The whole session was spiced up with action songs and games - which the animators insisted were important to keep the group lively and relaxed.
One of the lovely things about this session was the ability of the animators to break into Marathi and Hindi (some impressively fluent and others 'apunka'), seeing that there were some youth from the Marathi-speaking group too. It was a real pity that once again the Satpur youth did not turn up.
The team had prepared themselves for hands-on sessions for youth, but in the end there were more religious than youth. Still, the focus was on the two parishes that turned up, Don Bosco and Holy Cross: they were busy creating action songs, games, drawing up agendas, planning activities, and so on.
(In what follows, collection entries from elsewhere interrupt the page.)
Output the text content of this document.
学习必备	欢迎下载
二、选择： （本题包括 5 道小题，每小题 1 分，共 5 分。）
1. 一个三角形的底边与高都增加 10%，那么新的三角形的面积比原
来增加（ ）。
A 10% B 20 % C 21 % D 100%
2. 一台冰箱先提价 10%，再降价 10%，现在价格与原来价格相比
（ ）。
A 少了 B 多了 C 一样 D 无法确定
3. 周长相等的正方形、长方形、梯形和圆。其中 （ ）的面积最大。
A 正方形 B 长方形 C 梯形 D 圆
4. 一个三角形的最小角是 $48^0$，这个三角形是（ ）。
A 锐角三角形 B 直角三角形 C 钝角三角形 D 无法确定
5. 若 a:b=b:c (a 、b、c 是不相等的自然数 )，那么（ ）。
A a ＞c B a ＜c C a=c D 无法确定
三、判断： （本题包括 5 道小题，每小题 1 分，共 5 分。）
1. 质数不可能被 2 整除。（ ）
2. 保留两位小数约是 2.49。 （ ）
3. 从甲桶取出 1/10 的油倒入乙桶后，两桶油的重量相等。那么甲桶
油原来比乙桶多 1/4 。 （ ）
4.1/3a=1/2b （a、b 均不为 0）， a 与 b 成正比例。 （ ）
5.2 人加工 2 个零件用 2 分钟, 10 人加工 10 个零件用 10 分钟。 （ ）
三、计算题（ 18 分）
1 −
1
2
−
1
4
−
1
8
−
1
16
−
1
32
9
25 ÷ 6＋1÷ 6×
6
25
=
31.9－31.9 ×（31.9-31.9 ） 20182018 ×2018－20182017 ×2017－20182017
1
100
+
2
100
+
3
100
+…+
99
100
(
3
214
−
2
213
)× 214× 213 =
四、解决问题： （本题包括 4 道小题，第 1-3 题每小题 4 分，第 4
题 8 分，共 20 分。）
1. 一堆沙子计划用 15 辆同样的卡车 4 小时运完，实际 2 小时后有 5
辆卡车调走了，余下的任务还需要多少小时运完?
Not that the others were left out. At any rate, a new term has been coined: 'religious youth' and 'non-religious youth.' Which has nothing to do with the piety or spirituality of either group.
I saw our youngsters furiously taking notes, and from the body language I think we can expect good things!
Anyone wishing to have copies of the power point presentation can approach me. Fr Edwin has been most generous with his stuff.
Two comments: (1) a somewhat livelier prayer session. As for the songs and games, the youth could be involved in planning and creating prayer moments. (2) More on catechesis. How is this to be done, really? And what kind of year long program? Does anybody have schemes drawn up? In my (brief) experience, this is by far the most difficult part of running a youth group. I really ought to draw upon my experience with the Rovers in Rome... They had a sort of program, and also some creative techniques. Thus, e.g., sex education was done by means of a 'chapter': literally the youngsters planning the topics, dividing up the work, doing research, and presenting them week after week to the whole clan, with ensuing discussions, etc. Extremely effective. Then again the 'vigil under the stars': extraordinary in its beauty and effectiveness. The catechesis during the monthly outings, in fact, was always planned and executed by the group itself.